Because of its high inter-strain homology, the evolutionary history of the non-phagic 47-kb SSR is not easy to reconstruct. However, a few hallmarks are apparent. First, the fact that it carries species-specific virulence factors – e.g. M-protein – indicates that it was acquired before the S. pyogenes speciation. Second, since it shares the same chromosomal location in all the sequenced strains, it was probably present in the genome before the acquisition of most prophages and other mobile elements, which vary in different strains. Third, since it is highly conserved among all sequenced strains, except for the anti-phagocytic M-protein, it was probably acquired only at a very few occasions, and further evolved different M-protein serotypes due to the immunologic pressure of the host. Eventually, the fact that it carries an identical set of 31 ORFs in all the strains, plus some additional genes in few isolates, suggest that it has further evolve by gene acquisition in these particular strains.

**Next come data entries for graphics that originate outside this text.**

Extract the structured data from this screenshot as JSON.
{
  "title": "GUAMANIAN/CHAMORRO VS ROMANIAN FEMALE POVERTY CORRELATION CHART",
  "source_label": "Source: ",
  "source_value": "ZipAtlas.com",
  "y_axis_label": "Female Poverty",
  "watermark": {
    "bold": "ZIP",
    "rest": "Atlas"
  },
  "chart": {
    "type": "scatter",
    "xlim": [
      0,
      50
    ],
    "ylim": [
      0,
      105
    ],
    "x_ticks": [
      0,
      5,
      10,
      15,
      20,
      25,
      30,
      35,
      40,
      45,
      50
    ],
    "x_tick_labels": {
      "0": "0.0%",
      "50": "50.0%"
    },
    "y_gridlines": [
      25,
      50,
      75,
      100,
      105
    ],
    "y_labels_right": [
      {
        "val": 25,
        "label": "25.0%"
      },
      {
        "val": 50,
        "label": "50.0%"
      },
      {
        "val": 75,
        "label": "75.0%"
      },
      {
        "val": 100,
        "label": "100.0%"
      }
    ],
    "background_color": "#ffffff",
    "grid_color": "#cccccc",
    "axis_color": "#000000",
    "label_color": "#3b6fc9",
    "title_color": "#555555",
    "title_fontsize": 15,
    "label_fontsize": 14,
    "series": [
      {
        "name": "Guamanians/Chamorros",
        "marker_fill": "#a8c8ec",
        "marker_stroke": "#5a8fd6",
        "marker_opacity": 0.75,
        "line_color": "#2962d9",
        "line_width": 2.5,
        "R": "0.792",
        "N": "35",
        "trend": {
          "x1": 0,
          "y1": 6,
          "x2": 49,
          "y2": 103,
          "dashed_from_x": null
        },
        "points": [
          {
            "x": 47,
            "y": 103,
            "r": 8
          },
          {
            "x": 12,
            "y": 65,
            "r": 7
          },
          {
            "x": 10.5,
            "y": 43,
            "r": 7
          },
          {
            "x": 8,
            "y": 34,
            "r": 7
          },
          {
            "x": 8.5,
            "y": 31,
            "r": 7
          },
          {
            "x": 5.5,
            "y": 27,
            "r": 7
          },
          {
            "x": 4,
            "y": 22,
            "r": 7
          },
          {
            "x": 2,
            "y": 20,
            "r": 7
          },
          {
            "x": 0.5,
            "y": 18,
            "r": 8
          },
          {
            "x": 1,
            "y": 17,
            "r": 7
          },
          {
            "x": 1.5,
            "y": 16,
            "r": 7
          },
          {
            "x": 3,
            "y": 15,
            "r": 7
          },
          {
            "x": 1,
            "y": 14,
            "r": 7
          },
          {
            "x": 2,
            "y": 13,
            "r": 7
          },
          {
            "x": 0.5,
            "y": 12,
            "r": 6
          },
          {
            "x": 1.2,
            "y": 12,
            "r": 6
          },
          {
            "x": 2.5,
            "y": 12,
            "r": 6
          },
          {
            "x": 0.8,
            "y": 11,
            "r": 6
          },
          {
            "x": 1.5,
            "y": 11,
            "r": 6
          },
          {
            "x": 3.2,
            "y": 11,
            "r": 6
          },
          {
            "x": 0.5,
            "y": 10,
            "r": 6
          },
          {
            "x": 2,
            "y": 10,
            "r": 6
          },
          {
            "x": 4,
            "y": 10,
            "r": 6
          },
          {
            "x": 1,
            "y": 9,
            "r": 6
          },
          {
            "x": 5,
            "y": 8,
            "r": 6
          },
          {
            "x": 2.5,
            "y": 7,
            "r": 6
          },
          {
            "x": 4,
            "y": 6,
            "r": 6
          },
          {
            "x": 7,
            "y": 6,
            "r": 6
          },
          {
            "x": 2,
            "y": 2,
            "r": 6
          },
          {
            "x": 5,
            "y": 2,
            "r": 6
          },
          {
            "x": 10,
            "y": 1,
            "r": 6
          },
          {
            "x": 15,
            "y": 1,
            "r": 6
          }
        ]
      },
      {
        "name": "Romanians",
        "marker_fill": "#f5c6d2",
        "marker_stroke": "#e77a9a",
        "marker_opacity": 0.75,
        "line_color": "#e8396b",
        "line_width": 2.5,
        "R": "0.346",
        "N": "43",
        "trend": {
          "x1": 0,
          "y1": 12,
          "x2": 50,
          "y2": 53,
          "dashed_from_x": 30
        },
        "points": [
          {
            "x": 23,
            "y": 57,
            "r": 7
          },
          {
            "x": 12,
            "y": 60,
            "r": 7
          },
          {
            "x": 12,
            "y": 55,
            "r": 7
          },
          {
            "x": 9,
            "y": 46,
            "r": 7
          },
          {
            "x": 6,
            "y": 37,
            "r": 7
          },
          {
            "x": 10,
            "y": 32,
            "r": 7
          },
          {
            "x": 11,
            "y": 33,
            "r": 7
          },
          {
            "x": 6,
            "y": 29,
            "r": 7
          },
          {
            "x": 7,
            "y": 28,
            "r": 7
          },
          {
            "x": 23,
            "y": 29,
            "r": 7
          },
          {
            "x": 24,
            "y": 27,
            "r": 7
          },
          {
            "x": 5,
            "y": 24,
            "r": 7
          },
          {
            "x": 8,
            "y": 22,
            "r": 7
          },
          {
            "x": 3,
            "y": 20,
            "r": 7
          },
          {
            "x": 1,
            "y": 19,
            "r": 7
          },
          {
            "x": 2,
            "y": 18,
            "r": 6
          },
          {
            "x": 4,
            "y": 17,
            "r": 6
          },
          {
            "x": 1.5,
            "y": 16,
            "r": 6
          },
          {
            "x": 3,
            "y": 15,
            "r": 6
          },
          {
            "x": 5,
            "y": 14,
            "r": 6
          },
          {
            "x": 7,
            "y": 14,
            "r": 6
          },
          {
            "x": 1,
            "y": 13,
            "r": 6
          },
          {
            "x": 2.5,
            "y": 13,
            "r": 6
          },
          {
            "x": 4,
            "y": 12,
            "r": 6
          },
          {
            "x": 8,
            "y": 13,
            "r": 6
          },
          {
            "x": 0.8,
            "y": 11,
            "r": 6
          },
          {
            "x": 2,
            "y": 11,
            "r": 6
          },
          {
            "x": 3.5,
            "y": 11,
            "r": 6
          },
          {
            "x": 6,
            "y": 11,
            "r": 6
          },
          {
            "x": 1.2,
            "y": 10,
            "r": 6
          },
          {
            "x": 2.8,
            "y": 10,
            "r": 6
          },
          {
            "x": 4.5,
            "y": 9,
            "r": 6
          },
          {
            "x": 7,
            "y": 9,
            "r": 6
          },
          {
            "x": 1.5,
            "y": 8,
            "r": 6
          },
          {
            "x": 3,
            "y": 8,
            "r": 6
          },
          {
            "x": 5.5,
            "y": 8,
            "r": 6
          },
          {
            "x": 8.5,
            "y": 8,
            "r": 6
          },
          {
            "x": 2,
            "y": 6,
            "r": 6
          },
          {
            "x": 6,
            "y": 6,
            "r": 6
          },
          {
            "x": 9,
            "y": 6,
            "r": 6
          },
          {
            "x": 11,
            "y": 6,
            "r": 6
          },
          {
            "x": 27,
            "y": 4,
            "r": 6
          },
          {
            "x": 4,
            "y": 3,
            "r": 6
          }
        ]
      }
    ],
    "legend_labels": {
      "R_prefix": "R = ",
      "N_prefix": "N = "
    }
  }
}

The current relatively large 47-kb SSR is probably difficult to mobilize. This is supported by the fact that the loss of the element occurs neither between direct repeats nor at the Lys-tRNA locus, although the Lys-tRNA gene might have been the primordial insertion site in the chromosome. In pathogenicity islands conferring selective advantages to their host, all elements promoting island excision are progressively lost, leading to their stabilization in the bacterial chromosome [
10]. An additional selective advantage conferred by the 47-kb SSR might be the presence of several or all components of a hexose and a dipeptide importer, respectively. Indeed, the dipeptide permease was shown to contribute to bacterial growth and to expression of crucial virulence factors [
31].
The high inter-strain conservation and the stability of the 47-kb SSR reflect its ancient acquisition. Nevertheless, accidental loss, probably by RecA-mediated recombination, is possible as supported experimentally, and might be favored by the presence of the direct repeats flanking the 47-kb SSR. The existence of such M-protein-negative strains might be underestimated, since routine identification of
S. pyogenes determines only the presence of group A polysaccharide, ignoring the presence of M-protein [
45]. Thus, it raises several important issues. First for taxonomy, because it is assumed that all group A polysaccharide streptococci carry the M-protein. Second for pathogenesis, because it would be relevant to know the
S. pyogenes ancestor and how it acquired the M-protein gene. Finally for vaccine development, because a strategy targeting the products encoded by the 47-kb SSR, e.g. M-protein, might select strains having lost the whole region, thus generating M-protein-negative strains that still carry prophage-encoded toxins and adhesin genes.